Evidemment, de telles études sont à prendre avec les plus grandes précautions, à la fois parce qu'elles n'ont de valeur que statistique, et parce qu'il est extrêmement hasardeux de vouloir percer à jour la personnalité d'un individu à partir de ses traits. Les auteurs de l’étude proposent de leur côté une explication: le visage avec lequel on naît peut influencer notre comportement, parfois de façon injuste. Une personne au visage ingrat peut être amenée à se comporter de manière asociale parce qu’elle est fuie ou moquée par les autres, par exemple. Une personne au visage traduisant une impression de dureté, même si cela ne correspond pas à sa personnalité, peut ainsi devenir « dure » à force de réactions hostiles, ou de fréquentations délétères.

Mais les études psychologiques et neurologiques menées sur les psychopathes suggèrent une tout autre piste : certains psychopathes souffriraient d’un défaut d’empathie. Le tueur qui viole sa victime ne compatit évidemment pas à sa douleur. Cette absence d’empathie pourrait se traduire par un visage sans expression, où l’âme semble comme « absente ». C’est peut-être cela, aussi, que reconnaissent les personnes interrogées dans les études.

Devant ces clichés, il est difficile de faire la part entre la fascination malsaine que cultive en nous l’image du psychopathe sanguinaire, et la vraie question, à ce jour irrésolue : « peut-on lire la folie dans le regard ? »
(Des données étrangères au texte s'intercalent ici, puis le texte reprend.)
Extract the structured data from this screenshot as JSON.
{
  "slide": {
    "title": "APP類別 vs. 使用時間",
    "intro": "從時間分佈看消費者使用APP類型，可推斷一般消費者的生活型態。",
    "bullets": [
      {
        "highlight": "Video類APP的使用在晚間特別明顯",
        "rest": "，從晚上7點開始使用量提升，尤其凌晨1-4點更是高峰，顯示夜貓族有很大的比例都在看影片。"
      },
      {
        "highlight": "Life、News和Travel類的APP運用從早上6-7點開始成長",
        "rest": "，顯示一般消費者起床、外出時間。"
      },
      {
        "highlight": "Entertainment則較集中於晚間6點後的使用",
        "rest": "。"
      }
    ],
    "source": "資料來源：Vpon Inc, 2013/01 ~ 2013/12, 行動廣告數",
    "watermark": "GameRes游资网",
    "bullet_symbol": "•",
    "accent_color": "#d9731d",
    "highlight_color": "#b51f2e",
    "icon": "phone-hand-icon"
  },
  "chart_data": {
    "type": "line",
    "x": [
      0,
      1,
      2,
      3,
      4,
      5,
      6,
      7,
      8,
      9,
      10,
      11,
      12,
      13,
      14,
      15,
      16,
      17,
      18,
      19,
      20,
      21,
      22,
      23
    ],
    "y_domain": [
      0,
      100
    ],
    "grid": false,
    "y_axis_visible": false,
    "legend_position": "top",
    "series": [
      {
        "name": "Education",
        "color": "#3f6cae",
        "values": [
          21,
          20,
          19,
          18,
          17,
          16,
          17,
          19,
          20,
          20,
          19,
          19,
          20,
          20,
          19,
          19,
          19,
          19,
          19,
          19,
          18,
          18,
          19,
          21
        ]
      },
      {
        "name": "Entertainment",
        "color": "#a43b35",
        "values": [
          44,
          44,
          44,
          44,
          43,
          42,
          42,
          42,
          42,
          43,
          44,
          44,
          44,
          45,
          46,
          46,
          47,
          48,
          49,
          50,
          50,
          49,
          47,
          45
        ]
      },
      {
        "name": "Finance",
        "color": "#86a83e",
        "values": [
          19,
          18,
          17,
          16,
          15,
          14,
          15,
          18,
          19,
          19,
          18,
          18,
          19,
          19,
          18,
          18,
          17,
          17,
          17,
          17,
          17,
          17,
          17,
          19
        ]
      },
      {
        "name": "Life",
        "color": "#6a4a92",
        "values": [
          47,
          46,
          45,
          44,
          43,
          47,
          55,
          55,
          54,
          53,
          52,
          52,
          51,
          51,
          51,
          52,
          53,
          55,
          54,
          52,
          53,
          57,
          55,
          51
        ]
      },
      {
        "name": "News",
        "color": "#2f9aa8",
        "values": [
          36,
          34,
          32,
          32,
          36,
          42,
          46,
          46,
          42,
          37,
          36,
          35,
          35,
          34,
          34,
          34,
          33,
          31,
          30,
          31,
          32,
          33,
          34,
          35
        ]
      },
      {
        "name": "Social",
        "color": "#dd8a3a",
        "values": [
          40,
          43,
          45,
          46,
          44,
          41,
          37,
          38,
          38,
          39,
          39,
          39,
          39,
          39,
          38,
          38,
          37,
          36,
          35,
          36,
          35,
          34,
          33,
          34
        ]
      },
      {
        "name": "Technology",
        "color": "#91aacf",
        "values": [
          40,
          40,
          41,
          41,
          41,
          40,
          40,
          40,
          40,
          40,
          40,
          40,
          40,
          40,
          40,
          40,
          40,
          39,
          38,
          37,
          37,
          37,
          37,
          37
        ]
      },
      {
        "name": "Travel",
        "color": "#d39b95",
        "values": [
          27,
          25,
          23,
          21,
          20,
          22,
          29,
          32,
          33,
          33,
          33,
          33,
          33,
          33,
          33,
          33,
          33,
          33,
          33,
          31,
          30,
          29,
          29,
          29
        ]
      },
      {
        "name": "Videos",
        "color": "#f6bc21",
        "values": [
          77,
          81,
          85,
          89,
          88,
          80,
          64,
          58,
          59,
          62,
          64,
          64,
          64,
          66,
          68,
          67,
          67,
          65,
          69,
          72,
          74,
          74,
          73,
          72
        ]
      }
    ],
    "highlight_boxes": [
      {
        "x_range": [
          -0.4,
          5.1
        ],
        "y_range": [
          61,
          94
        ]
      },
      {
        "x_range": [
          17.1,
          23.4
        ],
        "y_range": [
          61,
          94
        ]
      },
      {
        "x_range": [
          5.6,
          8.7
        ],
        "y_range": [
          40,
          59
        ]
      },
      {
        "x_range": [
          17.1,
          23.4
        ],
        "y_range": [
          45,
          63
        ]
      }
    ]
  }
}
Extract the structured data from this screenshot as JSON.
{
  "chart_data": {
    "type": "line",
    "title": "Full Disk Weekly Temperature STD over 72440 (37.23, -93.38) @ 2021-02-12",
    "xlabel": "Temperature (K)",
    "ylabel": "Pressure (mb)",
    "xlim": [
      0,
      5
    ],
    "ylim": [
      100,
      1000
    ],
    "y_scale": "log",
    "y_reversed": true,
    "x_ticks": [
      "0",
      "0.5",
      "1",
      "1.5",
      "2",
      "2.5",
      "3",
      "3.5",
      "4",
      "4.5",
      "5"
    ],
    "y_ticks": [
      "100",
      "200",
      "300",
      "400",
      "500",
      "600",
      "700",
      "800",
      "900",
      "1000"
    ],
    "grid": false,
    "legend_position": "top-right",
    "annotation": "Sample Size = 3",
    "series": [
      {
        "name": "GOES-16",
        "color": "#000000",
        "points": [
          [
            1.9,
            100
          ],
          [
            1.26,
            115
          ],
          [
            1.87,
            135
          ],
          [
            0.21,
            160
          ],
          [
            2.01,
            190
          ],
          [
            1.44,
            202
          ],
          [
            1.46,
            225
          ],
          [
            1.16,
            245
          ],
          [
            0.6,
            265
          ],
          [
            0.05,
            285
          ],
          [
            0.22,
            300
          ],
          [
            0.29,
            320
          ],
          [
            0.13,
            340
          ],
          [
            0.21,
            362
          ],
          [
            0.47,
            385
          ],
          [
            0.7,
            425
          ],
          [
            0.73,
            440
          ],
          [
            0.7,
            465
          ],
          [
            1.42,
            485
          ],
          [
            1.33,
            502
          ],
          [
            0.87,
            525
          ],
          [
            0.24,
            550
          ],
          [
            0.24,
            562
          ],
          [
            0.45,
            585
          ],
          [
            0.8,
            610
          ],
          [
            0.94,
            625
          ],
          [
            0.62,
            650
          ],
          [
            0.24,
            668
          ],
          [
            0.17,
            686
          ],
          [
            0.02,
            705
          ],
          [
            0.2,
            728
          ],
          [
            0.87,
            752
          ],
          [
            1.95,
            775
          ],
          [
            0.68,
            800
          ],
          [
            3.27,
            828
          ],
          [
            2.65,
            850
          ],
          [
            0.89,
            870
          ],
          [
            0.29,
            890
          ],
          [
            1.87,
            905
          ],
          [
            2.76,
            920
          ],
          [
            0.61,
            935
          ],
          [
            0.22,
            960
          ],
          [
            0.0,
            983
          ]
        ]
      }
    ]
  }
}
3 commentaires pour “Le visage du mal ?”

  1. Henri Manguy Répondre | Permalink

    Bonjour.

    Bon, alors déjà, la photo du type en haut ne me donne pas le frisson. Je ne lis rien sur son visage qui dénote cruauté ou quoi que ce soit le désignant comme dangereux. Maintenant, c'est peut-être moi qui ne sais pas "lire" les visages. De même, je ne vois aucune différence entre les deux visages de femmes créés par superpositions. Du moins en termes de dangerosité. Celle de droite me semble peut-être plus douce que celle de gauche, qui semble plus déterminée, plus affirmée, mais c'est tout. De là à leur attribuer des "scores de psychopathie"... Je me demande d'ailleurs ce que cela peut bien vouloir dire. Quant aux psychopathes qui souffriraient d'un défaut d'empathie, ce n'est peut-être pas aussi simple que cela. Que le violeur ne compatisse pas à la douleur de sa victime ne veut pas dire qu'il ne la ressent pas quelque part. Dans son ouvrage "La pensée extrême", Gérald Bronner fait une excellente remarque au sujet des violeurs en tournante. Comment réagiraient ces jeunes gens, que certains supposent incapables de prendre conscience de la gravité de leurs actes, demande-t-il, si d’autres faisaient subir les mêmes violences à des filles de leur famille ? Il est fort probable qu'ils ne resteraient pas de marbre. Ce n'est pas qu'ils méconnaissent le mal, dit-il, c'est qu'ils se croient autorisés à le faire. Plutôt que de penser que les psychopathes sont dénués d'empathie, ce qui quelque part les absout de leurs crimes, ne pourrait-on pas envisager que tout simplement ils s'estiment autorisés à faire le mal ?

    Henri

    • Sébastien Bohler Répondre | Permalink

      Difficile, effectivement, de savoir si ce que l'on ressent est dû au visage ou au fait que l'on se dit "c'est un tueur", vous avez raison. C'est pour cela que l'expérience a été faite. La différence entre les deux visages n'est pas celle que l'on trouverait entre un fou sanguinaire et un innocent passant, mais les trois quarts des personnes interrogées font la différence, ce qui est un effet puissant en psychologie expérimentale.
      Vous avez raison sur l'empathie, c'est une question débattue. Il semblerait que les psychopathes régulent leur empathie selon les situations et qu'en tout état de cause ils présentent une forte dimension "d'instrumentalisation", et se croient au-dessus des autres, s'arrogeant des droits qu'ils dénient à autrui, même quand cela ne conduit pas au meurtre.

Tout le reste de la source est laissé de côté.